L’aéroport de Sion doit se concentrer sur le sauvetage aérien et l’innovation. Il faut signer le référendum.

Le Grand Conseil valaisan a adopté jeudi 12 mars la « Loi sur la société de gestion et d’exploitation de l’aéroport de Sion », actant sa cantonalisation. Derrière cette loi se cachent des objectifs de développement ambitieux et controversés : tripler les vols commerciaux, augmenter la fréquence journalière et attirer une clientèle de jets privés.

Face aux profondes contradictions de ce projet avec les objectifs climatiques du canton, sans oublier la pollution de l’air, les nuisances sonores et le risque économique majeur, les Vert·es valaisan·nes ont lancé un référendum. Aux côtés d’associations environnementales et d’autres partis, nous exigeons que la population puisse s’exprimer sur un projet d’une telle envergure, qui touchera toutes les communes et tous les contribuables.

Un bilan économique lourd et des promesses non tenues

Depuis le milieu des années 2000, j’ai suivi activement ce dossier comme élu au législatif, puis à l’exécutif de la ville de Sion jusqu’en 2019. Le constat est sans appel : malgré les échecs répétés dans la création de lignes vers des destinations européennes, malgré des dizaines de millions d’investissements et des pertes d’exploitation récurrentes, la majorité des dirigeants répète la même rengaine. Ils persistent à vouloir développer cet aéroport, présenté comme vital pour la prospérité économique et touristique, alors que trois aéroports internationaux (Genève, Zurich, Milan) sont situés dans un rayon de 200 km, tous aisément accessibles en train ou en voiture.

Dans un contexte de finances cantonales sous pression, la question est simple : est-il justifié d’engager des ressources publiques importantes dans une infrastructure déficitaire, dont les bénéfices directs pour la majorité de la population restent limités ?

  • L’aéroport affiche aujourd’hui un déficit annuel d’environ 3 millions de francs.
  • Le projet de développement prévoit un investissement annuel supplémentaire de 3 à 6 millions de francs, réparti entre le canton, toutes les communes et la ville de Sion.

Pour de nombreuses communes valaisannes, qui ne tirent aucun avantage concret de l’aéroport, cette contribution est difficilement justifiable.

Une dérive vers le luxe au détriment du service public

L’aéroport de Sion s’éloigne dangereusement de sa mission de service public.
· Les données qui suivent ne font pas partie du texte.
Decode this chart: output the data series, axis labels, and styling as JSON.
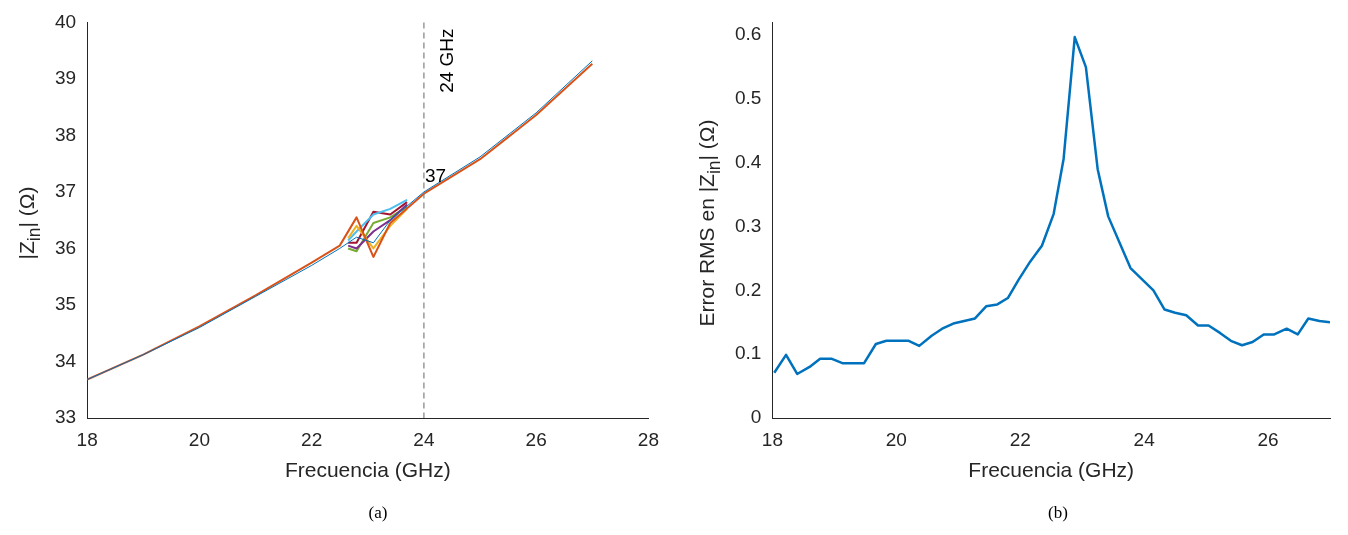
{
  "chart_data": [
    {
      "type": "line",
      "xlabel": "Frecuencia (GHz)",
      "ylabel": "|Z$_{in}$| (Ω)",
      "x": [
        18,
        19,
        20,
        21,
        22,
        22.5,
        22.8,
        23.1,
        23.4,
        24,
        25,
        26,
        27
      ],
      "series": [
        {
          "color": "#0072bd",
          "values": [
            33.68,
            34.12,
            34.6,
            35.15,
            35.7,
            36.0,
            36.2,
            36.1,
            36.5,
            37.0,
            37.62,
            38.4,
            39.32
          ]
        },
        {
          "color": "#d95319",
          "values": [
            33.68,
            34.12,
            34.62,
            35.17,
            35.75,
            36.05,
            36.55,
            35.85,
            36.45,
            36.97,
            37.58,
            38.36,
            39.27
          ]
        },
        {
          "color": "#edb120",
          "x": [
            22.65,
            22.8,
            23.1,
            23.4,
            23.7
          ],
          "values": [
            36.18,
            36.4,
            36.0,
            36.4,
            36.7
          ]
        },
        {
          "color": "#7e2f8e",
          "x": [
            22.65,
            22.8,
            23.1,
            23.4,
            23.7
          ],
          "values": [
            36.05,
            36.0,
            36.3,
            36.5,
            36.78
          ]
        },
        {
          "color": "#77ac30",
          "x": [
            22.65,
            22.8,
            23.1,
            23.4,
            23.7
          ],
          "values": [
            36.0,
            35.95,
            36.45,
            36.55,
            36.74
          ]
        },
        {
          "color": "#4dbeee",
          "x": [
            22.65,
            22.8,
            23.1,
            23.4,
            23.7
          ],
          "values": [
            36.14,
            36.3,
            36.6,
            36.7,
            36.86
          ]
        },
        {
          "color": "#a2142f",
          "x": [
            22.65,
            22.8,
            23.1,
            23.4,
            23.7
          ],
          "values": [
            36.1,
            36.1,
            36.65,
            36.6,
            36.82
          ]
        }
      ],
      "xlim": [
        18,
        28
      ],
      "xticks": [
        18,
        20,
        22,
        24,
        26,
        28
      ],
      "ylim": [
        33,
        40
      ],
      "yticks": [
        33,
        34,
        35,
        36,
        37,
        38,
        39,
        40
      ],
      "grid": false,
      "legend": false,
      "marker": "none",
      "line_style": "solid",
      "ref_lines": [
        {
          "axis": "x",
          "value": 24,
          "label": "24 GHz",
          "color": "#808080",
          "line_style": "dashed"
        }
      ],
      "annotations": [
        "(a)",
        {
          "text": "37",
          "x": 24,
          "y": 37
        }
      ]
    },
    {
      "type": "line",
      "xlabel": "Frecuencia (GHz)",
      "ylabel": "Error RMS en |Z$_{in}$| (Ω)",
      "x": [
        18.03,
        18.22,
        18.4,
        18.6,
        18.77,
        18.95,
        19.13,
        19.48,
        19.67,
        19.84,
        20.2,
        20.37,
        20.57,
        20.74,
        20.92,
        21.27,
        21.45,
        21.63,
        21.8,
        21.97,
        22.16,
        22.35,
        22.54,
        22.7,
        22.88,
        23.06,
        23.25,
        23.42,
        23.78,
        24.15,
        24.33,
        24.5,
        24.68,
        24.87,
        25.04,
        25.23,
        25.4,
        25.58,
        25.75,
        25.93,
        26.1,
        26.3,
        26.48,
        26.65,
        26.83,
        27.0
      ],
      "series": [
        {
          "color": "#0072bd",
          "values": [
            0.071,
            0.099,
            0.069,
            0.08,
            0.093,
            0.093,
            0.086,
            0.086,
            0.116,
            0.121,
            0.121,
            0.113,
            0.129,
            0.14,
            0.148,
            0.156,
            0.175,
            0.178,
            0.188,
            0.216,
            0.245,
            0.27,
            0.32,
            0.406,
            0.597,
            0.55,
            0.39,
            0.316,
            0.235,
            0.2,
            0.17,
            0.165,
            0.161,
            0.145,
            0.145,
            0.133,
            0.121,
            0.114,
            0.119,
            0.131,
            0.131,
            0.14,
            0.131,
            0.156,
            0.152,
            0.15
          ]
        }
      ],
      "xlim": [
        18,
        27
      ],
      "xticks": [
        18,
        20,
        22,
        24,
        26
      ],
      "ylim": [
        0,
        0.62
      ],
      "yticks": [
        0,
        0.1,
        0.2,
        0.3,
        0.4,
        0.5,
        0.6
      ],
      "grid": false,
      "legend": false,
      "marker": "none",
      "line_style": "solid",
      "annotations": [
        "(b)"
      ]
    }
  ]
}
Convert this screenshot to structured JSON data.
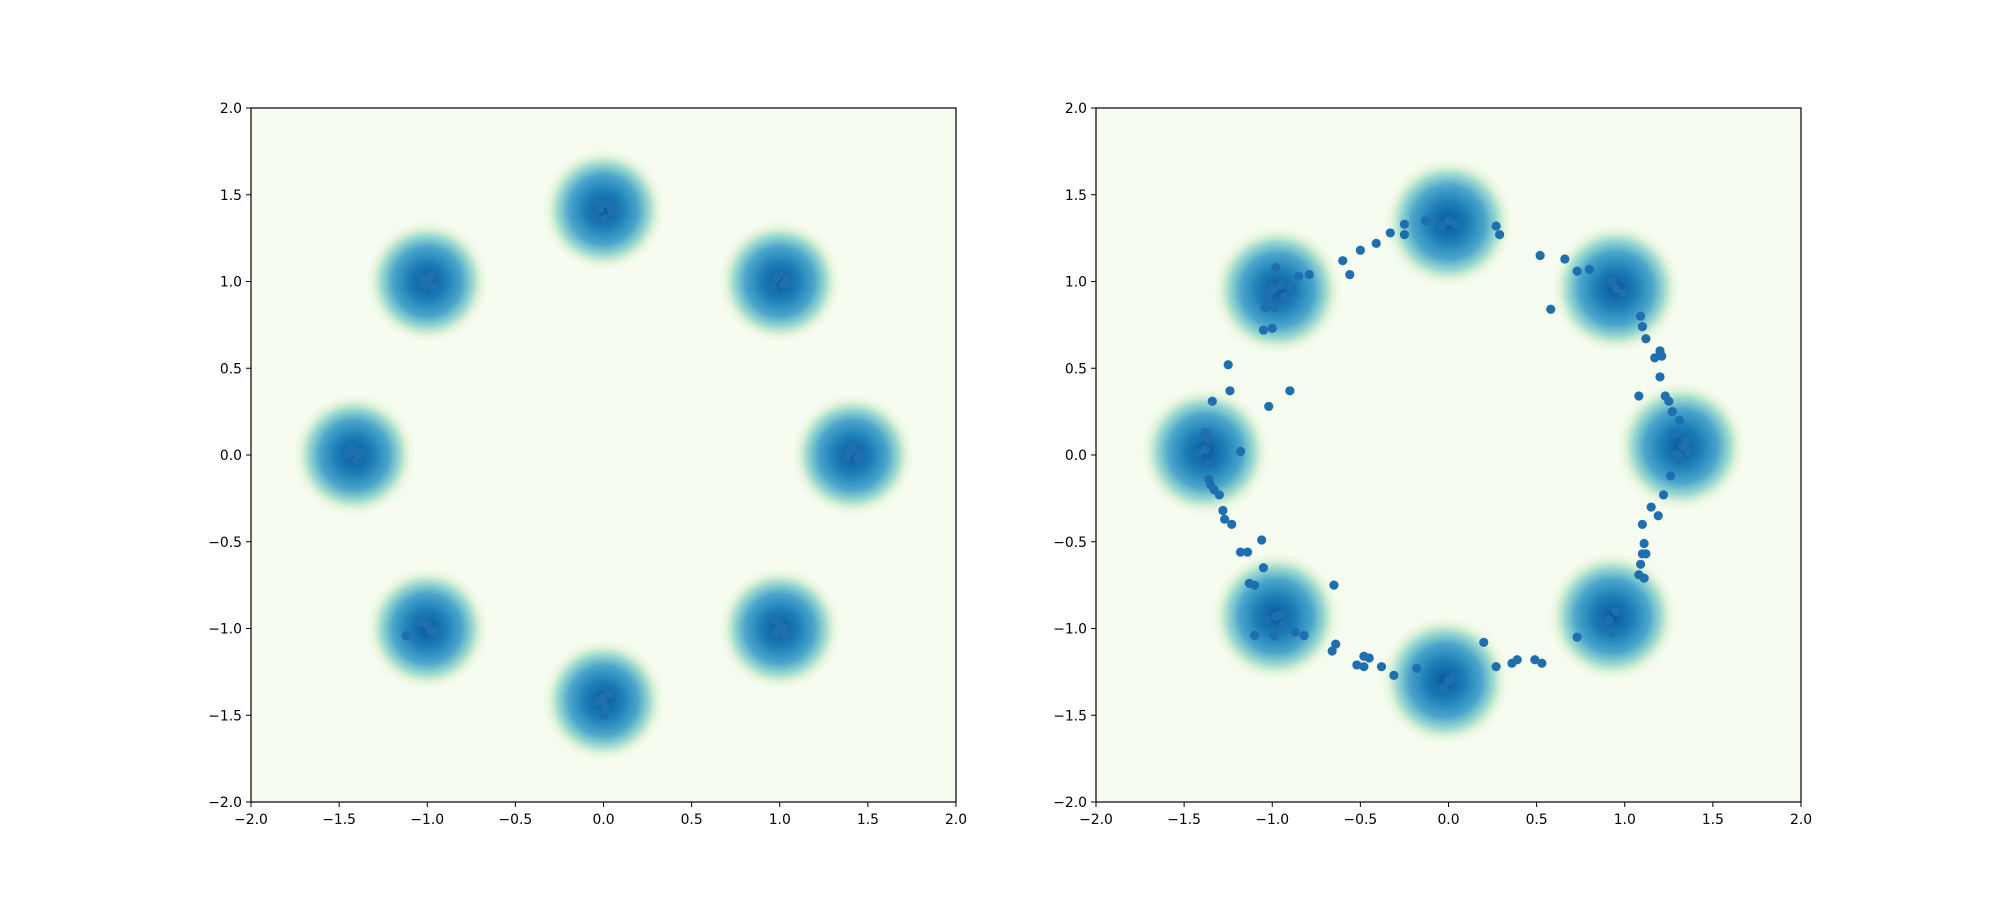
{
  "chart_data": [
    {
      "type": "scatter",
      "title": "",
      "xlabel": "",
      "ylabel": "",
      "xlim": [
        -2,
        2
      ],
      "ylim": [
        -2,
        2
      ],
      "grid": false,
      "colors": {
        "point": "#1f6fae",
        "density_low": "#f7fcf0",
        "density_mid": "#7bccc4",
        "density_high": "#08589e"
      },
      "xticks": [
        "−2.0",
        "−1.5",
        "−1.0",
        "−0.5",
        "0.0",
        "0.5",
        "1.0",
        "1.5",
        "2.0"
      ],
      "yticks": [
        "−2.0",
        "−1.5",
        "−1.0",
        "−0.5",
        "0.0",
        "0.5",
        "1.0",
        "1.5",
        "2.0"
      ],
      "density_centers": [
        [
          0.0,
          1.414
        ],
        [
          1.0,
          1.0
        ],
        [
          1.414,
          0.0
        ],
        [
          1.0,
          -1.0
        ],
        [
          0.0,
          -1.414
        ],
        [
          -1.0,
          -1.0
        ],
        [
          -1.414,
          0.0
        ],
        [
          -1.0,
          1.0
        ]
      ],
      "points": [
        [
          -0.02,
          1.42
        ],
        [
          0.02,
          1.45
        ],
        [
          0.05,
          1.4
        ],
        [
          -0.05,
          1.38
        ],
        [
          0.01,
          1.36
        ],
        [
          0.04,
          1.43
        ],
        [
          -0.03,
          1.46
        ],
        [
          0.98,
          1.02
        ],
        [
          1.02,
          0.98
        ],
        [
          1.0,
          1.05
        ],
        [
          0.96,
          0.97
        ],
        [
          1.04,
          1.01
        ],
        [
          1.4,
          0.02
        ],
        [
          1.44,
          -0.02
        ],
        [
          1.38,
          -0.01
        ],
        [
          1.42,
          0.04
        ],
        [
          1.46,
          0.0
        ],
        [
          1.0,
          -0.98
        ],
        [
          0.98,
          -1.02
        ],
        [
          1.03,
          -1.04
        ],
        [
          0.97,
          -0.95
        ],
        [
          1.02,
          -1.0
        ],
        [
          0.0,
          -1.4
        ],
        [
          0.03,
          -1.38
        ],
        [
          -0.03,
          -1.42
        ],
        [
          0.01,
          -1.45
        ],
        [
          0.0,
          -1.5
        ],
        [
          -1.0,
          -0.98
        ],
        [
          -0.98,
          -1.01
        ],
        [
          -1.03,
          -0.96
        ],
        [
          -0.96,
          -1.02
        ],
        [
          -1.12,
          -1.04
        ],
        [
          -1.42,
          0.02
        ],
        [
          -1.4,
          -0.03
        ],
        [
          -1.45,
          0.0
        ],
        [
          -1.38,
          0.01
        ],
        [
          -1.43,
          0.04
        ],
        [
          -1.0,
          1.0
        ],
        [
          -1.02,
          0.98
        ],
        [
          -0.98,
          1.03
        ],
        [
          -1.03,
          1.02
        ],
        [
          -0.97,
          0.97
        ]
      ]
    },
    {
      "type": "scatter",
      "title": "",
      "xlabel": "",
      "ylabel": "",
      "xlim": [
        -2,
        2
      ],
      "ylim": [
        -2,
        2
      ],
      "grid": false,
      "colors": {
        "point": "#1f6fae",
        "density_low": "#f7fcf0",
        "density_mid": "#7bccc4",
        "density_high": "#08589e"
      },
      "xticks": [
        "−2.0",
        "−1.5",
        "−1.0",
        "−0.5",
        "0.0",
        "0.5",
        "1.0",
        "1.5",
        "2.0"
      ],
      "yticks": [
        "−2.0",
        "−1.5",
        "−1.0",
        "−0.5",
        "0.0",
        "0.5",
        "1.0",
        "1.5",
        "2.0"
      ],
      "density_centers": [
        [
          0.0,
          1.34
        ],
        [
          0.95,
          0.96
        ],
        [
          1.32,
          0.05
        ],
        [
          0.93,
          -0.93
        ],
        [
          -0.02,
          -1.3
        ],
        [
          -0.98,
          -0.93
        ],
        [
          -1.38,
          0.02
        ],
        [
          -0.97,
          0.95
        ]
      ],
      "points": [
        [
          0.0,
          1.35
        ],
        [
          0.04,
          1.33
        ],
        [
          -0.04,
          1.32
        ],
        [
          -0.13,
          1.35
        ],
        [
          0.27,
          1.32
        ],
        [
          0.29,
          1.27
        ],
        [
          -0.25,
          1.33
        ],
        [
          -0.25,
          1.27
        ],
        [
          -0.33,
          1.28
        ],
        [
          -0.41,
          1.22
        ],
        [
          -0.5,
          1.18
        ],
        [
          -0.6,
          1.12
        ],
        [
          -0.56,
          1.04
        ],
        [
          -0.99,
          0.96
        ],
        [
          -0.95,
          0.98
        ],
        [
          -1.02,
          0.93
        ],
        [
          -0.98,
          1.08
        ],
        [
          -0.93,
          0.91
        ],
        [
          -1.03,
          0.89
        ],
        [
          -0.99,
          0.85
        ],
        [
          -1.04,
          0.85
        ],
        [
          -0.89,
          0.96
        ],
        [
          -0.85,
          1.03
        ],
        [
          -0.79,
          1.04
        ],
        [
          -1.05,
          0.72
        ],
        [
          -1.0,
          0.73
        ],
        [
          -1.25,
          0.52
        ],
        [
          -1.24,
          0.37
        ],
        [
          -1.34,
          0.31
        ],
        [
          -0.9,
          0.37
        ],
        [
          -1.02,
          0.28
        ],
        [
          -1.36,
          0.1
        ],
        [
          -1.38,
          0.03
        ],
        [
          -1.42,
          0.01
        ],
        [
          -1.35,
          -0.05
        ],
        [
          -1.18,
          0.02
        ],
        [
          -1.38,
          0.13
        ],
        [
          -1.36,
          -0.14
        ],
        [
          -1.33,
          -0.2
        ],
        [
          -1.3,
          -0.23
        ],
        [
          -1.35,
          -0.17
        ],
        [
          -1.28,
          -0.32
        ],
        [
          -1.27,
          -0.37
        ],
        [
          -1.23,
          -0.4
        ],
        [
          -1.18,
          -0.56
        ],
        [
          -1.14,
          -0.56
        ],
        [
          -1.06,
          -0.49
        ],
        [
          -1.05,
          -0.65
        ],
        [
          -1.13,
          -0.74
        ],
        [
          -1.1,
          -0.75
        ],
        [
          -0.98,
          -0.93
        ],
        [
          -0.94,
          -0.98
        ],
        [
          -1.03,
          -0.95
        ],
        [
          -0.95,
          -0.92
        ],
        [
          -1.1,
          -1.04
        ],
        [
          -0.82,
          -1.04
        ],
        [
          -0.87,
          -1.02
        ],
        [
          -0.99,
          -1.04
        ],
        [
          -0.65,
          -0.75
        ],
        [
          -0.64,
          -1.09
        ],
        [
          -0.66,
          -1.13
        ],
        [
          -0.52,
          -1.21
        ],
        [
          -0.48,
          -1.22
        ],
        [
          -0.48,
          -1.16
        ],
        [
          -0.45,
          -1.17
        ],
        [
          -0.38,
          -1.22
        ],
        [
          -0.31,
          -1.27
        ],
        [
          -0.18,
          -1.23
        ],
        [
          0.0,
          -1.3
        ],
        [
          -0.03,
          -1.34
        ],
        [
          0.03,
          -1.28
        ],
        [
          0.2,
          -1.08
        ],
        [
          0.27,
          -1.22
        ],
        [
          0.36,
          -1.2
        ],
        [
          0.39,
          -1.18
        ],
        [
          0.49,
          -1.18
        ],
        [
          0.53,
          -1.2
        ],
        [
          0.91,
          -0.95
        ],
        [
          0.95,
          -0.9
        ],
        [
          0.87,
          -0.98
        ],
        [
          0.93,
          -1.02
        ],
        [
          0.73,
          -1.05
        ],
        [
          1.08,
          -0.69
        ],
        [
          1.11,
          -0.71
        ],
        [
          1.09,
          -0.63
        ],
        [
          1.1,
          -0.57
        ],
        [
          1.12,
          -0.57
        ],
        [
          1.11,
          -0.51
        ],
        [
          1.1,
          -0.4
        ],
        [
          1.15,
          -0.3
        ],
        [
          1.19,
          -0.35
        ],
        [
          1.22,
          -0.23
        ],
        [
          1.26,
          -0.12
        ],
        [
          1.33,
          0.05
        ],
        [
          1.3,
          0.0
        ],
        [
          1.35,
          0.08
        ],
        [
          1.28,
          0.12
        ],
        [
          1.31,
          -0.03
        ],
        [
          1.36,
          0.02
        ],
        [
          1.23,
          0.34
        ],
        [
          1.25,
          0.31
        ],
        [
          1.27,
          0.25
        ],
        [
          1.31,
          0.2
        ],
        [
          1.08,
          0.34
        ],
        [
          1.2,
          0.45
        ],
        [
          1.21,
          0.57
        ],
        [
          1.17,
          0.56
        ],
        [
          1.2,
          0.6
        ],
        [
          1.09,
          0.8
        ],
        [
          1.1,
          0.74
        ],
        [
          1.12,
          0.67
        ],
        [
          0.95,
          0.96
        ],
        [
          0.99,
          0.93
        ],
        [
          0.93,
          1.0
        ],
        [
          0.8,
          1.07
        ],
        [
          0.73,
          1.06
        ],
        [
          0.66,
          1.13
        ],
        [
          0.52,
          1.15
        ],
        [
          0.58,
          0.84
        ]
      ]
    }
  ]
}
Il se transforme progressivement en une plateforme pour jets privés, réservée à une minorité privilégiée. Pendant que la majorité des citoyen·ne·s fait des efforts pour réduire son empreinte carbone et subit la hausse du coût de la vie, une élite bénéficie d’infrastructures financées par l’argent public pour voyager en jet privé. Cette situation crée une injustice sociale et environnementale inacceptable.

L’alternative du rail et le bon sens écologique

Plutôt que d’investir massivement dans une infrastructure aérienne à l’utilité limitée, il est urgent de renforcer les infrastructures existantes, en particulier le rail. Le réseau ferroviaire permet déjà de relier le Valais aux grandes villes suisses et européennes. Améliorer ces connexions, par exemple vers Milan, ou développer des « TGV des neiges », offrirait des bénéfices concrets pour la population. Cela faciliterait les déplacements du quotidien tout en renforçant l’attractivité touristique du canton, sans exploser le bilan carbone.

Ce que demande le référendum

Il est crucial de le rappeler : le référendum ne vise pas à fermer l’aéroport.

L’activité actuelle – maintenance, sauvetage aérien, formation et pôle d’innovation autour de l’aviation électrique – peut parfaitement perdurer sans nécessiter des investissements lourds financés par tous les contribuables valaisans. L’objectif est uniquement de stopper son extension coûteuse et climaticide.

J’espère que le référendum aboutira et que la population valaisanne pourra enfin se prononcer sur ce dossier décisif pour l’avenir de notre canton. Il est temps de privilégier l’intérêt général et la durabilité plutôt que les projets pharaoniques d’une minorité.